Realisticly, if you were to put something on an elastic band at say, 5m (out of the 100m), and then stretched that same band another 100m, the thing would actually move forward past the original 5m to something else. If point A is at 50m on day 1 and you're given the amount it actually moves after stretching, let's say 10m per every 100m stretched, then point A would then be at 60m down the line. Point A didn't actually move on the band, but since you're STRETCHING the band, whatever is on it moves with the stretching aspect.

You can actually test this. Take a tick rubberband and cut it in half. Put a push pin or a thumbtack in the middle and then stretch the band on one end. Meaning, keep one hand locked and then pull with the other. See where it ends up.

[r9tbayfC]

Realisticly, if you were to put something on an elastic band at say, 5m (out of the 100m), and then stretched that same band another 100m, the thing would actually move forward past the original 5m to something else. If point A is at 50m on day 1 and you're given the amount it actually moves after stretching, let's say 10m per every 100m stretched, then point A would then be at 60m down the line. Point A didn't actually move on the band, but since you're STRETCHING the band, whatever is on it moves with the stretching aspect.

You can actually test this. Take a tick rubberband and cut it in half. Put a push pin or a thumbtack in the middle and then stretch the band on one end. Meaning, keep one hand locked and then pull with the other. See where it ends up.

That's why I used percentages, as the percentage progress along the band is independent of any stretching effects.

[rorsvierwelia]

That's why I used percentages, as the percentage progress along the band is independent of any stretching effects.

Then I say that's the best possible solution with the amount of information given.

[r9tbayfC]

Then I say that's the best possible solution with the amount of information given.

Yes probably, but I think that is a resonable assumption to make

Even if the elastic band is stretching as the worm moves, it's still a simple solution. Just take the percentage gained each day as an average between the percentage gained if the band was stretched at the start, and the percentage gained if the band was stretched at the end, assuming the band is stretching at a constant rate. Beyond that though, then we do need more info.

[VyacheslaV]

The time intervals over which you travel the smaller and smaller distances tend to zero, as the distances themselves tend to zero. The sum does not diverge to infinity, but converges to a finite value.

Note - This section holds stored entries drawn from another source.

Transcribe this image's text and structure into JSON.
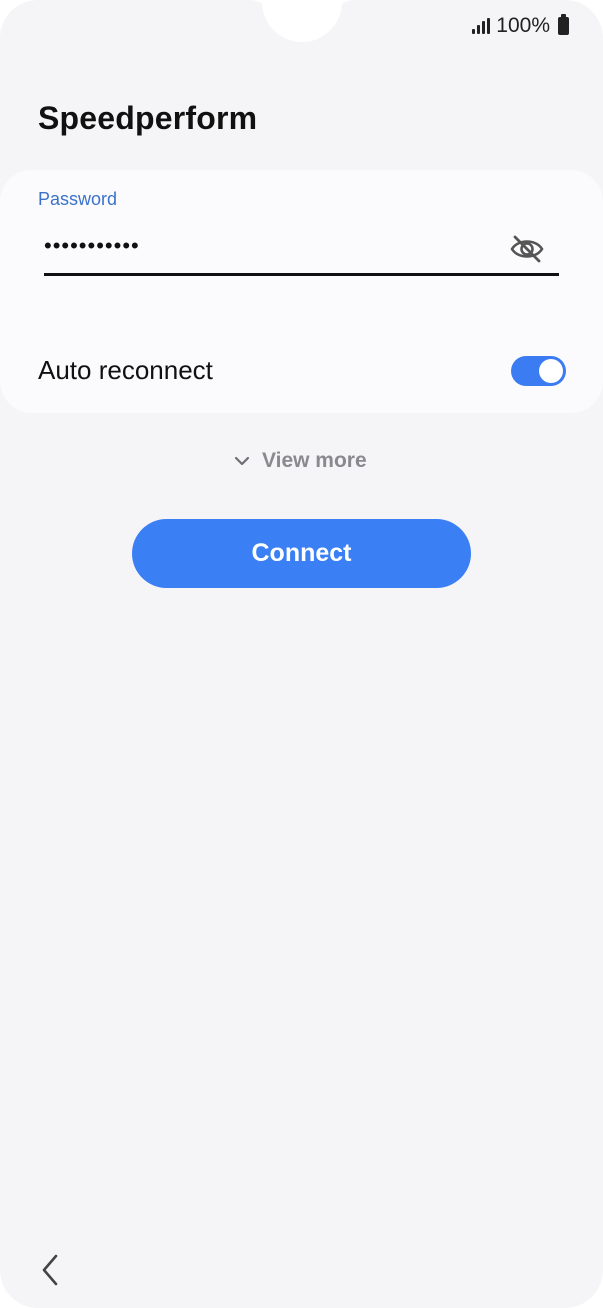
{
  "status_bar": {
    "battery_text": "100%",
    "icons": [
      "signal-icon",
      "battery-icon"
    ]
  },
  "header": {
    "title": "Speedperform"
  },
  "password": {
    "label": "Password",
    "value": "•••••••••••",
    "visibility_icon": "eye-off-icon"
  },
  "auto_reconnect": {
    "label": "Auto reconnect",
    "enabled": true
  },
  "view_more": {
    "label": "View more",
    "icon": "chevron-down-icon"
  },
  "connect_button": {
    "label": "Connect"
  },
  "nav": {
    "back_icon": "back-chevron-icon"
  },
  "colors": {
    "accent": "#3a7ff4",
    "label_blue": "#3a72c9",
    "background": "#f5f5f7",
    "card": "#fbfbfd"
  }
}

Yeh, I understand the maths. But in reality if you keep halving a number you still get a number. Like if you view the problem slightly differently and say the frog or whatever purposely takes a step half the distance of the previous step (which in theory could be done) it would actually not be possible to get to the finish. But like I said, once you get to a step size of order h, you can't get any smaller and hence you will get to the finish.

The thing I don't like is the tend to zero, yeh it does converge, but only if you do the sum over an infinite number of steps, which in reality is not possible.

So instead of saying an infinite number of steps are needed, I prefer the number of steps it takes to get to x*t = h. Meh, well it makes me happy anyway!

[xgnuwdd]

If we assume that the elastic band is stretched AFTER the worm has crawled its daily distance, then this becomes a very simple problem! All you have to do is work out the percentage of the full distance the worm crawls each day, and add that to the previous percentage crawled. When the percentage reaches 100%, he's there.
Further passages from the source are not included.